It seems like a year ago that I meandered my way off of I-95 looking for Temple University for the first time, and yet sometimes it’s hard to remember where the last month of my life went. The whole experience is kind of a blur. When I was packing up my stuff yesterday, it was a bit hard to process the fact that Institute was really over.
The experience was at times surreal, extremely taxing, extremely hilarious, inspiring, communal, bitterly frustrating, monotonous, thought-provoking, and joyful. I’ve gone from being a bumbling, ineffective teacher to a more confident, yet still-ineffective teacher, but the good news is that I will leave Philly with a truckload of experience and ideas that will hopefully make me far more successful in the fall. Not everyone makes it through Institute, so I feel blessed that I was provided the strength to endure it. And I hope I managed to teach these kids at least a couple things while I was there.
I’m going to miss my students, as knuckle-headed as they can be at times. I’m not so far removed from their age to remember how hard it was to be 14. And many of my students deal with far more pressing issues than the fairly standard stuff I had to think about at that age. They’ve got a million forces, most of which I can’t see, pulling them in a million directions, and it’s a struggle to try and make my vision for them compelling. The last day of school, I gave my students surveys, and the results weren’t surprising. Most of my kids found me to be a reasonable teacher, but I scored pretty low on the categories pertaining to how much they perceived I really cared about them as people. The more poignant feeling I get when thinking about my students than nostalgia is the feeling that I let them down. As brutal as Institute was, my one impossible wish is that I could do the whole thing over again and get it right before I start the “real thing”. I’m absolutely determined not to feel the same way about my first year come June.

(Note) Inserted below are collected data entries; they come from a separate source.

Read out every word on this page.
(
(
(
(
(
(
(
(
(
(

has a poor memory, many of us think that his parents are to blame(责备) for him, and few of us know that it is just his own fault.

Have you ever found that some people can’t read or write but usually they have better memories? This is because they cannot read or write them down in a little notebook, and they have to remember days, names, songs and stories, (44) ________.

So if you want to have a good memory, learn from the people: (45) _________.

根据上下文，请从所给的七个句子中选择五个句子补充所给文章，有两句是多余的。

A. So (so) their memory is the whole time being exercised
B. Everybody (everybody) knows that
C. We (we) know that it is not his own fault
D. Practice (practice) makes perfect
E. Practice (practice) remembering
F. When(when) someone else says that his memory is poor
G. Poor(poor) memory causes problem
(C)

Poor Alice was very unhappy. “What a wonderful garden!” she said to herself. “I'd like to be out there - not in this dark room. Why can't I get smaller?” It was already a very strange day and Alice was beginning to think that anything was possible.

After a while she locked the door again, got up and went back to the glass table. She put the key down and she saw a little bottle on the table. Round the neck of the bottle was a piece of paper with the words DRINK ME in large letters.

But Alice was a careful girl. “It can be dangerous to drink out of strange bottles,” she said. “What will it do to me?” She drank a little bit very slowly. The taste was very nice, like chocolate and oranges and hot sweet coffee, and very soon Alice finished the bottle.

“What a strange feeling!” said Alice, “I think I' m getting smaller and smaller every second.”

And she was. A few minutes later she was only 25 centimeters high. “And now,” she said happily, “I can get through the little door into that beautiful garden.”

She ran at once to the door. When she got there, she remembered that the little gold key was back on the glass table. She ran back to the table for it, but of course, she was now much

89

What I want more than anything now is a week off to decompress, settle in, and start game-planning everything big and little thing I’m going to do and change up for the fall, but I don’t have that luxury. Yesterday, I drove to Trenton to collect the remainder of my belongings and towed them in a U-Haul to Baltimore, of where I’m now officially a resident. Tomorrow, at 8am, I report to my school for the next two years, Friendship Academy of Science and Technology (FAST), to start orientation and to help run the Summer Bridge program. In the evenings, I’ll be attending Teach For America orientation sessions, and doing grad school coursework. Sometime in the spaces between, I get to steal off to do other very important things, like buying bedding, if I’m lucky.
This is the first year FAST will be open. From the experience of meeting the principal, Dr. Roberts, at the hiring fair, it seems like the place is going to be something really special. I still don’t know much about my school, but I’m sure I’ll have plenty more to say soon. Tomorrow will be a big day.